Thanksgiving is just around the corner, the day where friends and families gather to celebrate the harvest, enjoy each other’s company and to feast together. Breaking bread is the timeless and most effective way to bring people together and share the common interest of joyful eating.
We will feast on a meal that takes hours to prepare and can be devoured in minutes! I think it would be nice if there was an eat slowly theme of the day, and the concept of savouring your food emphasized. Look at all the beautiful colours, the rich golds and oranges of the yams, sweet potatoes, squash, the shades of green of the brussels sprouts, broccoli, salads, the creamy colour of the potatoes, turkey, pink of the ham, reds of the cranberry sauce. Smell the aroma of the foods blending together — and the turkey.

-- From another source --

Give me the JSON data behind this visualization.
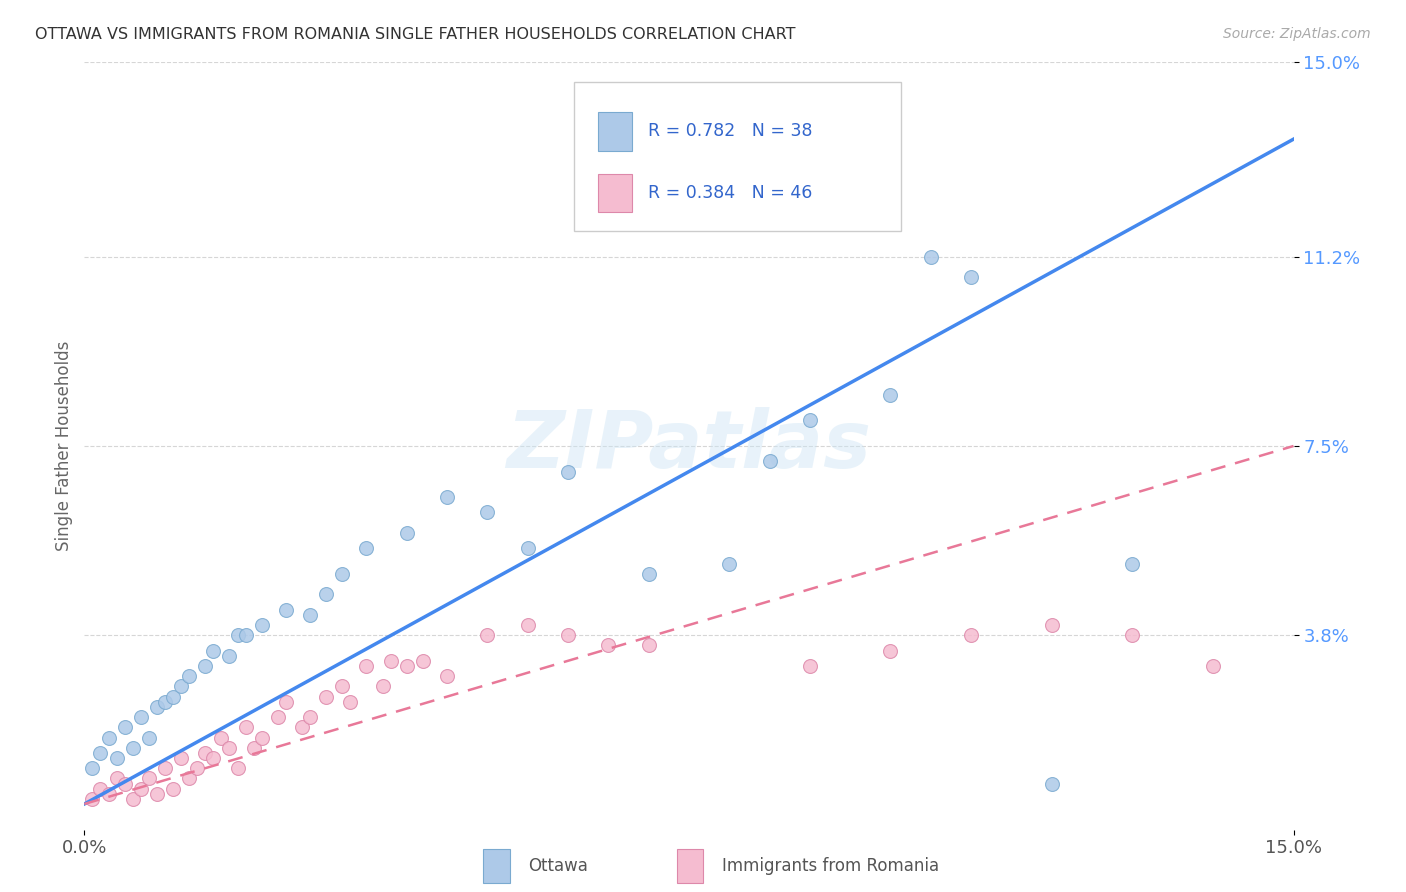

The colours and smells of the harvest, admire them before you devour them. Of course tasting is another sense enjoyed.
As a child growing up on a farm, Thanksgiving was a big deal. My grandpa came to our house, and so did our aunts and uncles, and sometimes the neighbours. Extra tables were built in the living room — plywood on saw horses with table cloths, lovely in a pinch. Kids at one end or separate table and adults at another. My brothers would fill their cheeks with mashed potatoes, make strange faces, talk like Donald Duck, be goofs and I loved them for it. I mixed children into the sitting areas in my own home because I wanted to hear their stories when we asked “What are you thankful for?” of every one.
My parents would work for hours preparing the meal. My father mostly since he was the better cook. My mom was an amazing woman with multiple talents and cooking wasn’t one of them. The positive outcome of this was that all six of her kids are great cooks so we could keep her out of the kitchen. In hindsight it could have been a ploy so she could take meal preparation off her lengthy list of chores. Naaah, she was just bad.

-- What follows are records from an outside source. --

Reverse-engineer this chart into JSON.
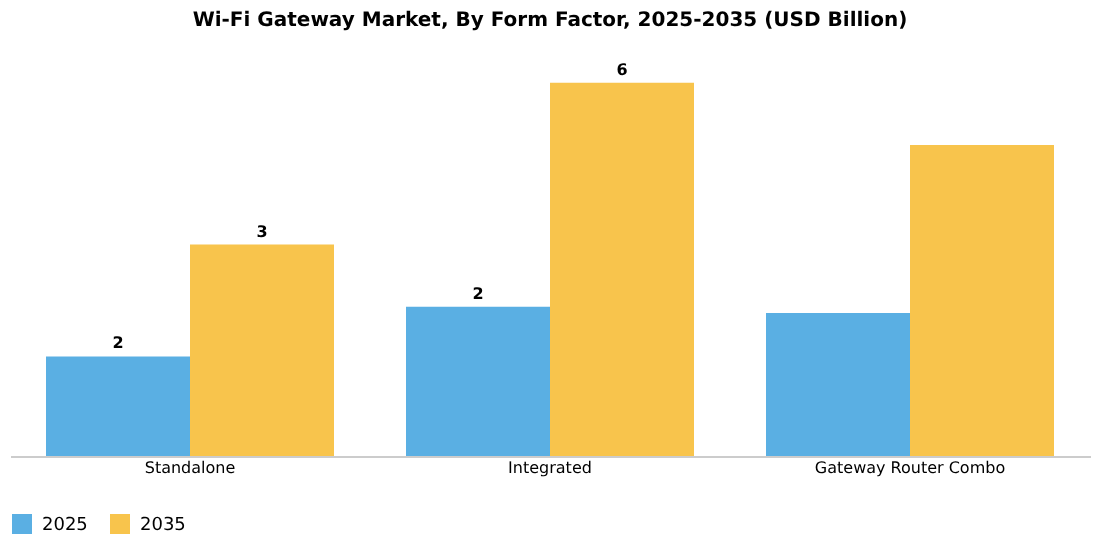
{
  "chart_data": {
    "type": "bar",
    "title": "Wi-Fi Gateway Market, By Form Factor, 2025-2035 (USD Billion)",
    "categories": [
      "Standalone",
      "Integrated",
      "Gateway Router Combo"
    ],
    "series": [
      {
        "name": "2025",
        "color": "#5aafe3",
        "values": [
          1.6,
          2.4,
          2.3
        ],
        "value_labels": [
          "2",
          "2",
          null
        ]
      },
      {
        "name": "2035",
        "color": "#f8c44c",
        "values": [
          3.4,
          6.0,
          5.0
        ],
        "value_labels": [
          "3",
          "6",
          null
        ]
      }
    ],
    "legend": "bottom",
    "grid": false
  }
}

All of the food would have come from our farm or a neighbours except for the pumpkin pies from the A and P, smothered in whip cream so they were delicious. I buy mine at Davisons, so they at least look homemade. The 100 mile diet was alive and well in my family, in fact essential to our survival as a big family.

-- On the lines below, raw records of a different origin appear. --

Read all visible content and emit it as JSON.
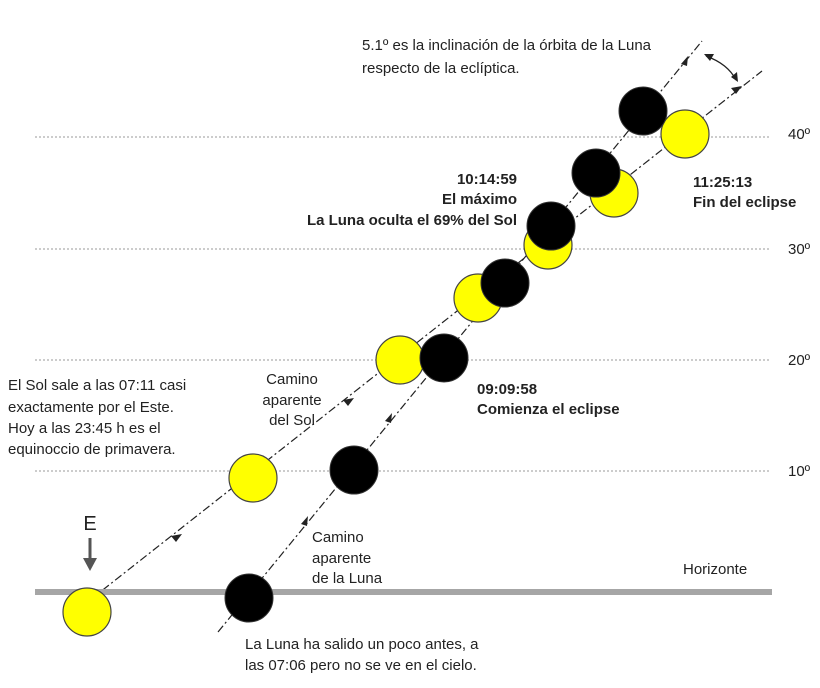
{
  "inclination": [
    "5.1º es la inclinación de la órbita de la Luna",
    "respecto de la eclíptica."
  ],
  "altitudes": [
    "10º",
    "20º",
    "30º",
    "40º"
  ],
  "maximum": [
    "10:14:59",
    "El máximo",
    "La Luna oculta el 69% del Sol"
  ],
  "end": [
    "11:25:13",
    "Fin del eclipse"
  ],
  "start": [
    "09:09:58",
    "Comienza el eclipse"
  ],
  "sunrise": [
    "El Sol sale a las 07:11 casi",
    "exactamente por el Este.",
    "Hoy a las 23:45 h es el",
    "equinoccio de primavera."
  ],
  "sun_path": [
    "Camino",
    "aparente",
    "del Sol"
  ],
  "moon_path": [
    "Camino",
    "aparente",
    "de la Luna"
  ],
  "horizon": "Horizonte",
  "east": "E",
  "moonrise": [
    "La Luna ha salido un poco antes, a",
    "las 07:06 pero no se ve en el cielo."
  ]
}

There was always a feeling of something special, different than Christmas, because that could be the excitement of gifts; Thanksgiving was about the gift of family and friends. We put on our good clothes, we played games, we ran around bouncing with enthusiasm to see our guests at our house. Our grandpa was a great storyteller and would always tell us kids a great tale or two as we sat at his feet, wide-eyed, listening to stories of exploring and building Huron County.
With my family the feeling has been the same as we gathered in our home or at friends to celebrate the many gifts we have and to enjoy the harvest, friendships and family. My parents would get this dreamy-eyed look on their face as we gathered at the table sitting patiently in anticipation, and look at us with such love. I understand that look now that I am a mother: contentment, joy, at this moment all is right in our world.
And we will ask the question again as we do every year “What are you thankful for.” My mom, my brother, my friends, this food and my new skis.
Michele Blais writes about family for The Morning Star.